Pasar Murah Di Bengkulu Selatan Dibuka Oleh Wakil Bupati

Wakil Bupati Bengkulu Selatan,Rifa’i Tajuddin, S.Sos membuka secara resmi gerakan Pasar Pangan Murah, Senin (16/10)/ (Foto : Beta)

Alankanews.com, Bengkulu-- Pasar Pangan Murah digelar oleh Pemerintah Kabupaten Bengkulu Selatan melalui Dinas Ketahanan Pangan yang berlokasi di halaman kantor Dinas Ketahanan Pangan di Jl. Haji Yasin Manna, Senin (16/10).

Kegiatan tersebut diadakan dalam rangka memperingati Hari Pangan Sedunia (Word Food Day) yang ke 43 tahun pada setiap tanggal 16 Oktober. 

Pelaksanaan Gerakan Pangan Murah ini, dilaksanakan serentak secara nasional dengan misi untuk menjaga stabilisasi pasokan dan harga pangan yang terjangkau di masyarakat. Pada GPM ini, masyarakat dapat berbelanja kebutuhan pangan pokok berkualitas dengan harga terjangkau seperti beras, minyak goreng, gula pasir, telur dan bahan-bahan pokok lainnya.

Adapun kegiatan tersebut dibuka langsung secara resmi oleh Wakil Bupati Bengkulu Selatan,Rifa’i Tajuddin, S.Sos ,  dan juga dihadiri oleh Sekretaris Daerah Sukarni, SP. M.Si, Unsur FKPD, PKK Bengkulu Selatan dan Dharma Wanita Persatuan Kabupaten Bengkulu Selatan.

Sedangkan untuk pelaksanaan Gerakan Pangan Murah (GPM) Serentak tahun 2023 ini dibuka secara online oleh Kepala Badan Pangan Nasional.

Kegiatan ini dapat terlaksana berkat kerjasama Dinas Ketahanan Pangan dengan Perum Bulog Kabupaten Bengkulu Selatan, dengan pangan dibanderol seharga Beras Bulog merk SPHP kemasan 5 kg dijual seharga Rp 55.000,- Minyak goreng premium merk Kita dijual seharga Rp 16.500 per liter, gula pasir Rp. 15.000,- per kilogram, tepung terigu Rp. 11.000,- per kilogram, telur ayam Rp. 47.000,- per karpet, bawang merah Rp. 17.000,- per kilogram, bawang putih Rp. 32.000,- per kilogram, cabe keriting Rp. 29.000,- per kilogram, dan daging beku Rp. 85.000,- per kilogram.

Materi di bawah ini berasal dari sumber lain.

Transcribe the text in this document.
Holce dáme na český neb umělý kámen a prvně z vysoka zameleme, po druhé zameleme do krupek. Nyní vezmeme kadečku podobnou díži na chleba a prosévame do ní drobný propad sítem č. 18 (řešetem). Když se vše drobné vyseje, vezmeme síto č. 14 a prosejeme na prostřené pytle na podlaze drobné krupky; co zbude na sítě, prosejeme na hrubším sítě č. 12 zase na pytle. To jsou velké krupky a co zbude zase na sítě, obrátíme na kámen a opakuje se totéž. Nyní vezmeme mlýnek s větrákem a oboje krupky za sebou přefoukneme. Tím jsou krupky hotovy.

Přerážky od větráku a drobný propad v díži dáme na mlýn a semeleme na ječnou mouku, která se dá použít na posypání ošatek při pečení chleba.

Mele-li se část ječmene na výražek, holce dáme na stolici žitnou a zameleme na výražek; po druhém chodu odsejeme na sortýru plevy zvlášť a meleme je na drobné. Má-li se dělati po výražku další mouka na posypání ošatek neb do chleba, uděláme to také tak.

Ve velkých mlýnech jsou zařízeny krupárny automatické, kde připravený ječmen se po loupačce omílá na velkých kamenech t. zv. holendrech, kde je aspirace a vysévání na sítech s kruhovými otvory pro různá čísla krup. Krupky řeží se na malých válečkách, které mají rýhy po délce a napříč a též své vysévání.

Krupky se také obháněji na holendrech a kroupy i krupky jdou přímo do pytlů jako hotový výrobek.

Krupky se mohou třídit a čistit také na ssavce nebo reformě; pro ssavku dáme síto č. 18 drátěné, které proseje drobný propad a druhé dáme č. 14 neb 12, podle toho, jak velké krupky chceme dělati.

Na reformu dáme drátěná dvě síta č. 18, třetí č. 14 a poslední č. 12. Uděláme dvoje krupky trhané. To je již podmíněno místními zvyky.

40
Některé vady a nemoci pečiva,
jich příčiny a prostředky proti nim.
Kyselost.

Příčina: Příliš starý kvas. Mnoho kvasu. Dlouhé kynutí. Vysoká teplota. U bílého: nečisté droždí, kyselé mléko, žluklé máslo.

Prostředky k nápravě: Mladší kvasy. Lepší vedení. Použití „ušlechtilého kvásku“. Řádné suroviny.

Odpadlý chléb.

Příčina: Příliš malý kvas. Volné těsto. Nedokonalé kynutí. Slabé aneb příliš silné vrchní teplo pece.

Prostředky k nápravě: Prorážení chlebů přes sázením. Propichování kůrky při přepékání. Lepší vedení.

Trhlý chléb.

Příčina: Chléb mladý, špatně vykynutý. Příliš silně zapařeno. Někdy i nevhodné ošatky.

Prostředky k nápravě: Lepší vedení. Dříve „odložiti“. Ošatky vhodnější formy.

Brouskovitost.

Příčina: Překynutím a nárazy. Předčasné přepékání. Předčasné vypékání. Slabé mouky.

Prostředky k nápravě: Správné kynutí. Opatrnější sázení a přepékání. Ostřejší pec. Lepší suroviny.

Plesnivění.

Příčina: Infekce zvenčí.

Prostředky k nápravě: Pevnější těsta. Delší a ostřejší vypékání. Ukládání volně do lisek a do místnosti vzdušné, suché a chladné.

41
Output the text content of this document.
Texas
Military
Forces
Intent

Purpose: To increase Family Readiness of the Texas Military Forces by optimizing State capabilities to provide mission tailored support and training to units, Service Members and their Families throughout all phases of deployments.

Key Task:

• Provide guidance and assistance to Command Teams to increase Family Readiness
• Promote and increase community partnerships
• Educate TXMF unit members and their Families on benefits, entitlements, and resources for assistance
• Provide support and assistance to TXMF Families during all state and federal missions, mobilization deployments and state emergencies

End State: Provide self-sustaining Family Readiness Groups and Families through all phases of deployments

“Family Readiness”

Wakil Bupati Bengkulu Selatan menyampaikan, harga yang dijual di kegiatan ini tidak terlalu murah, tetapi setidaknya komoditi yang dijual dibawah harga pasar, hal ini sebagai bukti kepedulian Pemerintah dalam membantu masyarakat akibat melonjaknya harga kebutuhan pokok di masyarakat akibat dari inflasi secara nasional.

 "Kami berusaha semaksimal mungkin, walaupun tidak terlalu murah, akan tetapi lebih murah sedikit dari harga pasar. Itulah bukti kehadiran Pemerintah dalam rangka mendengar keluhan dan kebutuhan masyarakat," ujar Rifa'i.